Independents To Force Action On Gambling, Lobbying Laws
Independents are pressing hot-button issues such as banning gambling ads, opening ministerial journals to the general public and curbing the impact of political lobbyists.
Crossbenchers have detailed a list of key top priorities if they're re-elected into a hung parliament, telling an openness online forum they'll require the government to act on the mainly unblemished issues.
Reforming lobbying, allowing the nationwide anti-corruption commission to hold public hearings, developing a whistleblower security authority and having reality in political marketing laws are among the targets for crossbench MPs.
This consisted of Allegra Spender, Zali Steggall, Monique Ryan, Andrew Wilkie, Kate Chaney and Senator David Pocock.
Ms Steggall indicated consumer defenses versus deceptive and deceptive advertisements, comparing it without any fact in political marketing laws.
"It resembles we do not value our voting rights the same way as we value our consumer rights," she said.
Senator Pocock called laws "an outright joke", stating 80 per cent of lobbyists weren't covered by the standard procedure and there were no real charges for misbehavior.
The senator and Dr Ryan have actually pressed in parliament for laws that would open ministerial journals so the general public can learn about ministers consulting with lobbyists.
Ms Spender likewise named an overall ban on betting ads after Labor shelved plans to act.

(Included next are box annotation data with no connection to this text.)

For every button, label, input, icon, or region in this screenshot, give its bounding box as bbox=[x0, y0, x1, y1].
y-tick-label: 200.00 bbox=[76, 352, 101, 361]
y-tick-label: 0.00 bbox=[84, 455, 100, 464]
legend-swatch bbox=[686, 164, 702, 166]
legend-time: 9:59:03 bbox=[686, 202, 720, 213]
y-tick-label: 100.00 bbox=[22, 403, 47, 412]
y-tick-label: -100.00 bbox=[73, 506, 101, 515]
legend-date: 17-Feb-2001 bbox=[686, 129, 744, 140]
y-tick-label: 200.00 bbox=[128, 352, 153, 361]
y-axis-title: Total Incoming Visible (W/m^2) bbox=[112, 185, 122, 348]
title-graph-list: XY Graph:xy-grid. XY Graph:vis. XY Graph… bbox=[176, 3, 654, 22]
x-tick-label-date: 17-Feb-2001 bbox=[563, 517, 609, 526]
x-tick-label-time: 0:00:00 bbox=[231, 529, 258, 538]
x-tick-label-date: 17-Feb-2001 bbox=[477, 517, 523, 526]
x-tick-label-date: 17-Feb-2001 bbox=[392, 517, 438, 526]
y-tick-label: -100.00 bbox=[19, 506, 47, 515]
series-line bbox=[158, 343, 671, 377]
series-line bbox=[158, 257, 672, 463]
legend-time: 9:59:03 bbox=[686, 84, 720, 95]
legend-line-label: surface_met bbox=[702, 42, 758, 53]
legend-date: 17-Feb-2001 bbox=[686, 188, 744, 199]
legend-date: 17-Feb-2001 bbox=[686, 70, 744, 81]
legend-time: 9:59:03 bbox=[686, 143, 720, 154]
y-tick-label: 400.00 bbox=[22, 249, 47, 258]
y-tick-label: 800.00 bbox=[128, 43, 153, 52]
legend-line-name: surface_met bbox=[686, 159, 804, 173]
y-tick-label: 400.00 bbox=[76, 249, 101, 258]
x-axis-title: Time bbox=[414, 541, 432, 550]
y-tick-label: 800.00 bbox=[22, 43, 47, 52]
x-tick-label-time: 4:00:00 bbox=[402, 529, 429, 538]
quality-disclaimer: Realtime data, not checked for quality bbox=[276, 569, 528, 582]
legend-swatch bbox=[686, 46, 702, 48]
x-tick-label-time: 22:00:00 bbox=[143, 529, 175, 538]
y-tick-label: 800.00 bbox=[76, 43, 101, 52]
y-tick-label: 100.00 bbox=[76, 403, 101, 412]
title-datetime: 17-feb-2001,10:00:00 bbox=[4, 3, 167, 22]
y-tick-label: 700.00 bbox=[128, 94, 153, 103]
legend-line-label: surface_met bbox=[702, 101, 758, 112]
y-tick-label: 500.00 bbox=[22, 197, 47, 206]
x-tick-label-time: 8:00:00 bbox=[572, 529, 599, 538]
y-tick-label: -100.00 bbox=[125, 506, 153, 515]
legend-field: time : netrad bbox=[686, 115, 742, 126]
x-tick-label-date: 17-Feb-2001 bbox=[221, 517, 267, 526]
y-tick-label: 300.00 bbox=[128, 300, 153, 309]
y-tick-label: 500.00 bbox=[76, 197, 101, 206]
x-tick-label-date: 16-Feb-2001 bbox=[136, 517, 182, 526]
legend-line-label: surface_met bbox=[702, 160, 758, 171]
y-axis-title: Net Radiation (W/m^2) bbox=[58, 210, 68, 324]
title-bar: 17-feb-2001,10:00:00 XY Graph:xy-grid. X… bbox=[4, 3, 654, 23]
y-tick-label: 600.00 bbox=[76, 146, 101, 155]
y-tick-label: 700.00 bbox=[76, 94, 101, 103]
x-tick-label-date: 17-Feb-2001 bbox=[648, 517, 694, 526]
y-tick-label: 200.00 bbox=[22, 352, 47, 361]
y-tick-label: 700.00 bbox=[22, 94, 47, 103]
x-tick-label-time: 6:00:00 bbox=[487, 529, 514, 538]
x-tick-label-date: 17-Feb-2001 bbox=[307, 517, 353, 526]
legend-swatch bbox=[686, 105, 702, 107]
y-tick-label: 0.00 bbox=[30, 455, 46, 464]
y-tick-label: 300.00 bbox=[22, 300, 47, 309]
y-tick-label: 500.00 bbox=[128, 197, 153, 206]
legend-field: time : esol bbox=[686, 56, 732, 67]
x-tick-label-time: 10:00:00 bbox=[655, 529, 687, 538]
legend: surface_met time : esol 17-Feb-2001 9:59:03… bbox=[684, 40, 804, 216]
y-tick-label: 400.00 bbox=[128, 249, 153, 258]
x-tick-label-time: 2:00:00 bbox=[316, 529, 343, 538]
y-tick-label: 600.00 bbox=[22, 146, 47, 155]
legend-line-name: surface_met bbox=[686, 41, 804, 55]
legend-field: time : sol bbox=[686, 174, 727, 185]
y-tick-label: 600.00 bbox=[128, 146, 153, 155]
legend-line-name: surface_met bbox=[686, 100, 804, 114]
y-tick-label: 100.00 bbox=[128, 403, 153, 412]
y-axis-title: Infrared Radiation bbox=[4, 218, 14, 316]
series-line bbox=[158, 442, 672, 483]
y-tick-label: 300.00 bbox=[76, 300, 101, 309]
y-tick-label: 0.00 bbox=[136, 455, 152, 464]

"This is a contest between beneficial interests who are winning to date, versus neighborhood interests who understand that this needs to be banned and I will fight for that," she stated.
Ms Spender is also battling the Australian Electoral Commission for more transparency over its findings that one person was accountable for sending out some 47,000 unauthorised pamphlets targeting her in her electorate of Wentworth.
The commission said the person acted alone, had no link to a political party or candidates objecting to the seat and it was thinking about whether to promote civil penalties for breaking electoral law after the May 3 election.
Ms Spender expressed issue about keeping the identity hidden, asking "how can citizens think about the source if the AEC will not identify that source", in reference to the laws needing authorisation for transparency functions.